Circuit Design Features :
One of the most advanced types of MAC for general-purpose digital signal processing has been proposed
by Elguibaly . It is an architecture in which accumulation has been combined with the carry save adder (CSA) tree
that compresses partial products. In the architecture proposed in, the critical path was reduced by eliminating the
adder for accumulation and decreasing the number of input bits in the final adder. While it has a better performance
because of the reduced critical path compared to the previous VMFU architectures, there is a need to improve the
output rate due to the use of the final adder results for accumulation. The architecture to merge the adder block to
the accumulator register in the VMFU operator was proposed to provide the possibility of using two separate N/2-bit
adders instead of one-bit adder to accumulate the MAC results.
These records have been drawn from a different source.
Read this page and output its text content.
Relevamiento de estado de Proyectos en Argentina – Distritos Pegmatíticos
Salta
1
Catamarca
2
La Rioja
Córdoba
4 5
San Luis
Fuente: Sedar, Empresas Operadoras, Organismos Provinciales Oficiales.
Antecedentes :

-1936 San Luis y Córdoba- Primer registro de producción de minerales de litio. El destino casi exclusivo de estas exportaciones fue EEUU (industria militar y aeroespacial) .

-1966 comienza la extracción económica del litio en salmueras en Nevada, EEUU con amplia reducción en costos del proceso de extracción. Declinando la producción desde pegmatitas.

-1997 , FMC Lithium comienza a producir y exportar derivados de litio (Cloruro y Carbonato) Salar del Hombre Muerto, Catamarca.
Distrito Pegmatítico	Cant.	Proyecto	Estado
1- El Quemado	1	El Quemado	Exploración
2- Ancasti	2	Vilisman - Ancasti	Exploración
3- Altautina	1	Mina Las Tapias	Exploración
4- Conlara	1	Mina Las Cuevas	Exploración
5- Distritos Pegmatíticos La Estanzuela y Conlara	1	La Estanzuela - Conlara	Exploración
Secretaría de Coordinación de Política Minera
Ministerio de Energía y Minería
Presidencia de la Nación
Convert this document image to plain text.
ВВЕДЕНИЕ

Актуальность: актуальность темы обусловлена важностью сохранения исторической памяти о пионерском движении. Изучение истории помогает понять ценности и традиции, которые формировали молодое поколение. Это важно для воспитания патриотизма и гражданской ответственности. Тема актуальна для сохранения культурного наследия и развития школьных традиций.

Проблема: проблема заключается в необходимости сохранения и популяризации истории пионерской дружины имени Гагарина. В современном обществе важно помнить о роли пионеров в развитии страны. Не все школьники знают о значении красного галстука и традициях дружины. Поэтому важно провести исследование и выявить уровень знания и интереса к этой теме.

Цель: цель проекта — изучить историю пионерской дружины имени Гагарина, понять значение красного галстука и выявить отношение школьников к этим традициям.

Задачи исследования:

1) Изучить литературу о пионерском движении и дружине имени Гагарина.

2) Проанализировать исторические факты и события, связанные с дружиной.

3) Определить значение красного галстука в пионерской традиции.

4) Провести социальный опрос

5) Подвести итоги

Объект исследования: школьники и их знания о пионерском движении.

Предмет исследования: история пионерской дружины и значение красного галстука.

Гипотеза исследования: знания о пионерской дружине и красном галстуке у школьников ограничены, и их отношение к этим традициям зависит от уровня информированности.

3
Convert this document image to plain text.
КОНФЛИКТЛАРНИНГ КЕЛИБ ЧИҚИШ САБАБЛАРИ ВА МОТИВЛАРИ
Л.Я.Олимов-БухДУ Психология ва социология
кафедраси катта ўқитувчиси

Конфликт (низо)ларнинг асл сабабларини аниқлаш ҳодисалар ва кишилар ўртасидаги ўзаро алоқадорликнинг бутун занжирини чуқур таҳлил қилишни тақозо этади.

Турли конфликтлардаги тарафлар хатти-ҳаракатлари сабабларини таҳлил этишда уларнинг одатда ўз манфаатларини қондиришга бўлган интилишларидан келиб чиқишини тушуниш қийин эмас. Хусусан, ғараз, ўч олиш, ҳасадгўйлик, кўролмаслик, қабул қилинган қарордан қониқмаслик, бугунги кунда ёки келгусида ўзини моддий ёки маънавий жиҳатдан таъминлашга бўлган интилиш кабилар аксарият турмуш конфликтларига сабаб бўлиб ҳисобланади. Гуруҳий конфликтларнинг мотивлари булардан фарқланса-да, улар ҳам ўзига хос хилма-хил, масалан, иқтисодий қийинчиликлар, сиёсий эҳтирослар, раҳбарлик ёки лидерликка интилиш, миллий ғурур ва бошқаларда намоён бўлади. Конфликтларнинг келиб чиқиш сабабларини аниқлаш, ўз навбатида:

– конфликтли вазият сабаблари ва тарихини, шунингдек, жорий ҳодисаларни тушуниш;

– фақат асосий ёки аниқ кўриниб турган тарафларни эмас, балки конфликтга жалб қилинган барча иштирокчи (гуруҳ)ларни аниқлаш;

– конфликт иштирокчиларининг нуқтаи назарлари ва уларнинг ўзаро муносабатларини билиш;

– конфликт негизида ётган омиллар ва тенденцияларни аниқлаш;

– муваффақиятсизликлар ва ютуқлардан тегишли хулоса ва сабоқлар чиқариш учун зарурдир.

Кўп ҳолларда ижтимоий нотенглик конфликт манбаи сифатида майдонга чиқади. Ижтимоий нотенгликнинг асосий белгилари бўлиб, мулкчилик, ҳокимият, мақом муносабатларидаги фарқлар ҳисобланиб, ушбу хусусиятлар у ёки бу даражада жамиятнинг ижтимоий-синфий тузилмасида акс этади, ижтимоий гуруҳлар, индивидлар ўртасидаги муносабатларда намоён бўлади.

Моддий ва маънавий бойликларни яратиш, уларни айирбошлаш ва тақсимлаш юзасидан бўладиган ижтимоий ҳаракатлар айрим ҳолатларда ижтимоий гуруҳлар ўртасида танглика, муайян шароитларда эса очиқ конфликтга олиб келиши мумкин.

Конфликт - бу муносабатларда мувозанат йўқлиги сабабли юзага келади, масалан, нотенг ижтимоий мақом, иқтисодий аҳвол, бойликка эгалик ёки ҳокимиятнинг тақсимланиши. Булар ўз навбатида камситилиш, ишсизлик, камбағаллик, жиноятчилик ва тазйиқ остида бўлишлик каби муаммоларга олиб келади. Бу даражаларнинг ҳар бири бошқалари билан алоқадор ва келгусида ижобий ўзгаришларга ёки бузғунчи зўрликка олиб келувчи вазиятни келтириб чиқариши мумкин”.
Recently, Zicari proposed an architecture that took a
merging technique to fully utilize the 4–2 compressor .It also took this compressor as the basic building blocks for
the multiplication circuit.
CONCLUSION
This work presents a versatile multimedia functional unit is designed with low-power technique called
SPST, 16x16 multiplier-accumulator (MAC), with addition, subtraction, sum of absolute difference, interpolation. A
Radix-2 Modified Booth multiplier circuit is used for MAC architecture. Compared to other circuits, the Booth
multiplier has the highest operational speed and less hardware count. The basic building blocks for the VMFU unit
are identified and each of the blocks is analyzed for its performance. Power and delay is calculated for the blocks.
MAC unit is designed with enable to reduce the total power consumption based on block enable technique. Using
this block, the N-bit MAC unit is constructed and the total power consumption is calculated for the MAC unit.